Data protection is through encryption, which is fairly normal, and through physical isolation, which is less common. Basically the cellular network and the data are held at arms length, and there is no path from the cellular network to access user data without the user's active participation.

Environmental sustainability is difficult to measure, but here are the things that we have done to make the device much more sustainable, focusing primarily on extending the lifespan of the phone (and thus answering your final question as well).

1. By being larger, the device requires less miniaturisation, which in turn means less need for rare earth metals etc that are typically used to make high-performance tiny components. Indeed, the entire device is less tightly integrated, which means that it is possible to replace each major component, thus also allowing a phone to be maintained at reasonable cost over many years. The physical device will be designed to last many years.

2. The large battery means that even as the battery capacity decays over a number of years, it will remain more than sufficient. Should the battery ever require replacement, it is a straight-forward process to do so.

3. By including a solar panel, the device is able to self-power, which partly supports battery life for extended device lifespan as the battery naturally ages, but also allowing it to operate on its own renewable energy supply.

4. By abandoning the race to keep up with the latest advances in computer processors the key driver for replacement of phones every year is removed. That is, by focussing on high-performance software instead of high-performance hardware, the need to upgrade the hardware on a regular basis is removed.

5. Unlike practically every other phone out there, it is possible to upgrade and replace the cellular modem part of it as required. That is, while the phone may ship with a 3G or 4G modem, it will be possible to upgrade to 5G when available, or even just to "side-grade" to a modem that operates on different frequencies, in case you move countries, or your cellular network changes frequencies, or you switch to a carrier with a different cellular network technology. Data storage is on microSD card, which is similarly upgradeable.

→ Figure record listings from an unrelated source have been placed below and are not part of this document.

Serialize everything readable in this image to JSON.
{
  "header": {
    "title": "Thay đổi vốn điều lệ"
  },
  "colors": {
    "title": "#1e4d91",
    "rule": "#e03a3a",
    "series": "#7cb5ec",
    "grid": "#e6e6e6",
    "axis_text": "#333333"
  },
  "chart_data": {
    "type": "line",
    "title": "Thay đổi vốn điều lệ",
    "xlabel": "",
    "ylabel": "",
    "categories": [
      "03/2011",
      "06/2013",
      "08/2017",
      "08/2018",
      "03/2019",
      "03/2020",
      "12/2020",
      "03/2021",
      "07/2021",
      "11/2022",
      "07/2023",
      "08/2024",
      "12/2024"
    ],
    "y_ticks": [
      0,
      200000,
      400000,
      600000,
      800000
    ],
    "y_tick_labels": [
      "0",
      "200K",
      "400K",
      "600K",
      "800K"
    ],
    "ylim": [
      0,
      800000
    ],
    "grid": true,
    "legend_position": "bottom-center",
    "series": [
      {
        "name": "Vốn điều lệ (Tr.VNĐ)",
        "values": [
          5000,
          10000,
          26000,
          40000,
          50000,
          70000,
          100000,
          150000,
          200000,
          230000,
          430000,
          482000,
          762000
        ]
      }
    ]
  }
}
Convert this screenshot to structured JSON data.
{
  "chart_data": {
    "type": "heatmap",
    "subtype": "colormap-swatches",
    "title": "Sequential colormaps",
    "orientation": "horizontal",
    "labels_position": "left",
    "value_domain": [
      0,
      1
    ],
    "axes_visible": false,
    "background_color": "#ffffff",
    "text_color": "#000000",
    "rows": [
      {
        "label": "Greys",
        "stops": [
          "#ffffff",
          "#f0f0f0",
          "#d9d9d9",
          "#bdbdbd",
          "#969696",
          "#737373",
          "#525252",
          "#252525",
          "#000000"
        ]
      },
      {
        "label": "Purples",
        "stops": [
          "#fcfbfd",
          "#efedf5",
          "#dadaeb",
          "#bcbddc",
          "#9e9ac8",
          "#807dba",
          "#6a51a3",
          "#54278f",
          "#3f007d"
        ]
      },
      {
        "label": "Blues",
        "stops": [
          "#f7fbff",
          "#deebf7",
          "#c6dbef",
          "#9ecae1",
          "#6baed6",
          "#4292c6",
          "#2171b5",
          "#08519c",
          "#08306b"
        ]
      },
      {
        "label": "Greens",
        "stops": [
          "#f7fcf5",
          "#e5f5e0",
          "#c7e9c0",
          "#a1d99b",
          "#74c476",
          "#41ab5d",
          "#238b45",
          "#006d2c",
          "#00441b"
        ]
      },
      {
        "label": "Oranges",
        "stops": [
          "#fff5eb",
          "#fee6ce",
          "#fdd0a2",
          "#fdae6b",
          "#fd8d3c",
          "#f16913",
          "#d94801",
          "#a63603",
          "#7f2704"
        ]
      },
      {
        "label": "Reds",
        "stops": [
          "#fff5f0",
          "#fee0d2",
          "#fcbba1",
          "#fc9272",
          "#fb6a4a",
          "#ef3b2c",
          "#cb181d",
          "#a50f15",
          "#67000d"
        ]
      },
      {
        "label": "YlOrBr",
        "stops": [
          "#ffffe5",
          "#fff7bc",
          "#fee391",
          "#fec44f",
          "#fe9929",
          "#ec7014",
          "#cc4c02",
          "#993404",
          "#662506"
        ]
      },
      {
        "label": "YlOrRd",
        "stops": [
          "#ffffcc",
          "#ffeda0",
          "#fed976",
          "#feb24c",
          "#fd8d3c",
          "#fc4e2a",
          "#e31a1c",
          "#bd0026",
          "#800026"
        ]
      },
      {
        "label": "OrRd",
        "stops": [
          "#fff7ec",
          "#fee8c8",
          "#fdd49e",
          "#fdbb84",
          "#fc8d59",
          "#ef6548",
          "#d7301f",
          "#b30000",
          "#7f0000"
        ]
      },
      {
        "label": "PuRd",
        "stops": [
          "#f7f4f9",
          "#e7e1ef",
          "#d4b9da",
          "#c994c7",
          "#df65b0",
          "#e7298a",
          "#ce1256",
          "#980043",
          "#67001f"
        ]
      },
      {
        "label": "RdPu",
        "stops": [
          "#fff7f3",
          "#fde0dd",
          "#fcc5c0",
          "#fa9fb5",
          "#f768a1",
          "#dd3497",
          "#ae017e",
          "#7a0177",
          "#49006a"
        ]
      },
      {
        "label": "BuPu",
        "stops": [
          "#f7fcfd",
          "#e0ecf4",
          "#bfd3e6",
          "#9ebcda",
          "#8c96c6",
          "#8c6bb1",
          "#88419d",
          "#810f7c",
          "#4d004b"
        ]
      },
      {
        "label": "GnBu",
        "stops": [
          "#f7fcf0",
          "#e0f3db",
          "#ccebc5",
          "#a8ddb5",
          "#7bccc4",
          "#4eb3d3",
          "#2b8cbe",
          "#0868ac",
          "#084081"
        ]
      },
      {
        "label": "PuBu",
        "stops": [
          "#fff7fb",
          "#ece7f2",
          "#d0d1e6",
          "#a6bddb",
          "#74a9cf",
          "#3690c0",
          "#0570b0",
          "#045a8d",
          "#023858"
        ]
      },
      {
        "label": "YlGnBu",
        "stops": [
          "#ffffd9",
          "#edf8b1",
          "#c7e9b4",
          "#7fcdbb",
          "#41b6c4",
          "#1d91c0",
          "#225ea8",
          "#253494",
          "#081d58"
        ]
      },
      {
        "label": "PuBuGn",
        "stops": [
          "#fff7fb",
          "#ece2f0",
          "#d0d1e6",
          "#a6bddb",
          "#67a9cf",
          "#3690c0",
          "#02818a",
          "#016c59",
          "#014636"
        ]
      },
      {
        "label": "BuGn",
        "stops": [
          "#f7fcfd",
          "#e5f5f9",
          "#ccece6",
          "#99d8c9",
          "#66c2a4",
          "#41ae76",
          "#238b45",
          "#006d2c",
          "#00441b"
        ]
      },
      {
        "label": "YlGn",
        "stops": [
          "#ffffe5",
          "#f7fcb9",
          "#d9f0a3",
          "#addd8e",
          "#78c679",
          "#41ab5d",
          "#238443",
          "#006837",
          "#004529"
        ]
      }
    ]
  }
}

Now, in terms of expected lifespan, I would hope for a minimum of five years of serviceable use, although much longer is possible.



Paul commented on Security through Simplicity

While there are some similarities, our approach is quite different in that we are purposely aiming to create a simple phone that is completely open in terms of hardware and software architecture. So while it might boot super fast like the low-end Nokia phones, you will be able to install (and indeed write) apps for it, for example.